3. Bind tokens to client and audience claims; validate strictly

Ensure issued bearer tokens contain the client_id and aud claims, and validate them on each request to prevent misuse across clients.

// Token generation with explicit claims
var claims = new List<Claim>
{
    new Claim(ClaimTypes.Name, user.UserName),
    new Claim(JwtRegisteredClaimNames.ClientId, clientId),
    new Claim(JwtRegisteredClaimNames.Aud, "api1")
};

var key = new SymmetricSecurityKey(Encoding.UTF8.GetBytes(config["Jwt:Key"]));
var creds = new SigningCredentials(key, SecurityAlgorithms.HmacSha256);

var token = new JwtSecurityToken(
    issuer: config["Jwt:Issuer"],
    audience: config["Jwt:Audience"],
    claims: claims,
    expires: DateTime.UtcNow.AddMinutes(30),
    signingCredentials: creds);

return new JwtSecurityTokenHandler().WriteToken(token);

4. Apply strict CORS and origin checks on token endpoint

Limit which origins can request tokens to prevent cross-origin misuse and CSRF-related token leakage.

// Program.cs
builder.Services.AddCors(options =>
{
    options.AddPolicy("TokenPolicy", policy =>
    {
        policy.WithOrigins("https://trusted-client.example.com")
              .AllowAnyHeader()
              .AllowAnyMethod();
    });
});
app.UseCors("TokenPolicy");

5. Monitor and log token issuance anomalies

Log token request metadata without exposing secrets, and integrate alerting for patterns consistent with spraying, such as many token requests for a single password across multiple usernames within a short window.
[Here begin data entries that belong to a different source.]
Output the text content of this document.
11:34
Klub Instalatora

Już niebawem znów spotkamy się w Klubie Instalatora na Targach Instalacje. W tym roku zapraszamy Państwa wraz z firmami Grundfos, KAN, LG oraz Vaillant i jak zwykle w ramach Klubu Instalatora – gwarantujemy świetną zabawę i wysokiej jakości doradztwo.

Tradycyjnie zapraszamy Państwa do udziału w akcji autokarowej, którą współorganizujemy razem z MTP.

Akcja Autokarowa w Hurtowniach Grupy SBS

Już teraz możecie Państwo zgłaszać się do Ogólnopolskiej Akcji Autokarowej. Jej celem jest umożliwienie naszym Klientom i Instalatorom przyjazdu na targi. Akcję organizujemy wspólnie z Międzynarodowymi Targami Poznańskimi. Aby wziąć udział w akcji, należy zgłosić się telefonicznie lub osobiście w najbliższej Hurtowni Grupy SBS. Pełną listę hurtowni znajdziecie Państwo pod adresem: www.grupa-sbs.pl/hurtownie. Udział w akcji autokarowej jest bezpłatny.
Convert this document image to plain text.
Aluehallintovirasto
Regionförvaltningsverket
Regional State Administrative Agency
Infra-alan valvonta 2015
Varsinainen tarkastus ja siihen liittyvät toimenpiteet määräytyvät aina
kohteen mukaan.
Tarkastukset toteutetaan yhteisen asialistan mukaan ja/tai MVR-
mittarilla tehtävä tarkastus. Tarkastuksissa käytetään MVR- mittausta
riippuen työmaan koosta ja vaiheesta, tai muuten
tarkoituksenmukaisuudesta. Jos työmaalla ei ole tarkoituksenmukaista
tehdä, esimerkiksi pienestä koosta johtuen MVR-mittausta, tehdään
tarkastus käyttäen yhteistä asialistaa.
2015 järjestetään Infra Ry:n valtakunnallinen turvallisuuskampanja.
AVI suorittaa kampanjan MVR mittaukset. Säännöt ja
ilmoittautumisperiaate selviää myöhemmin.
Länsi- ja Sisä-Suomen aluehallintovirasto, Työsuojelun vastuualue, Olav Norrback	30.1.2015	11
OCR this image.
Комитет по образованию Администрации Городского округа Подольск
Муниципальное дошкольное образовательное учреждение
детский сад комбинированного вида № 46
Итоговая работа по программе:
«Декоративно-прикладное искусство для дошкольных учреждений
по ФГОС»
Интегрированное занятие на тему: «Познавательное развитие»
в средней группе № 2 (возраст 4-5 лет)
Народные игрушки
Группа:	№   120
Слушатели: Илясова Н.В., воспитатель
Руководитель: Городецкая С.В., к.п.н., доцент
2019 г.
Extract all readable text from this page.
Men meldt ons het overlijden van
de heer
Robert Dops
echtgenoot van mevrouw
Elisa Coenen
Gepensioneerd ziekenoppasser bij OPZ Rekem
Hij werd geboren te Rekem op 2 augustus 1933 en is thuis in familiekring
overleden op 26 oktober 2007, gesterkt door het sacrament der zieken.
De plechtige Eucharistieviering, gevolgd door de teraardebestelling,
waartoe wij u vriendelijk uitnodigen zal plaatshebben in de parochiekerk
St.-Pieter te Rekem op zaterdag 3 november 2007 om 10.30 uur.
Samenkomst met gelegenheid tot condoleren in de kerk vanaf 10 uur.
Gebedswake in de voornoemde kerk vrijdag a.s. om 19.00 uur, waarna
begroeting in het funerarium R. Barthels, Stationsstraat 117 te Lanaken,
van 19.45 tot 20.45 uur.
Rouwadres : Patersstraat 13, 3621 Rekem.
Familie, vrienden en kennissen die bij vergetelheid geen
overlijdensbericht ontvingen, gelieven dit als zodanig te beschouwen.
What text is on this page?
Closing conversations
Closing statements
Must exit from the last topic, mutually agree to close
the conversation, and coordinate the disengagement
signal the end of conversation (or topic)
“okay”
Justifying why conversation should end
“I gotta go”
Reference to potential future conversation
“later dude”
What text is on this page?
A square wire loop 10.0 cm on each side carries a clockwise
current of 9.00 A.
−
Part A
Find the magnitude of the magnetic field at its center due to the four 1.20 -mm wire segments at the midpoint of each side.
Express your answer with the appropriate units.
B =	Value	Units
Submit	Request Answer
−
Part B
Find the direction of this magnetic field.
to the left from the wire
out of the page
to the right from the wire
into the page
// Example structured logging in token endpoint
logger.LogInformation("TokenRequest: ClientId={ClientId}, Username={Username}, Status={Status}, IP={IP}",
    clientId, request.Username, result.Succeeded ? "success" : "failure", HttpContext.Connection.RemoteIpAddress);

These steps—combined with scanning using the middleBrick Pro plan for continuous monitoring and the GitHub Action for CI/CD integration—help ensure that bearer token flows remain resilient against password spraying and related authentication abuse.

Frequently Asked Questions

Why does returning the same error message for invalid usernames and passwords improve security?
It prevents user enumeration by ensuring that an attacker cannot distinguish between a valid username and an invalid one based on API responses, which reduces the information available for password spraying.
How does per-request rate limiting with sliding windows mitigate password spraying?
Sliding window rate limiting restricts the number of authentication attempts from a given partition (user or client) over a rolling time window. Introducing small, consistent delays further obscures timing differences, making iterative spraying attempts slower and less effective.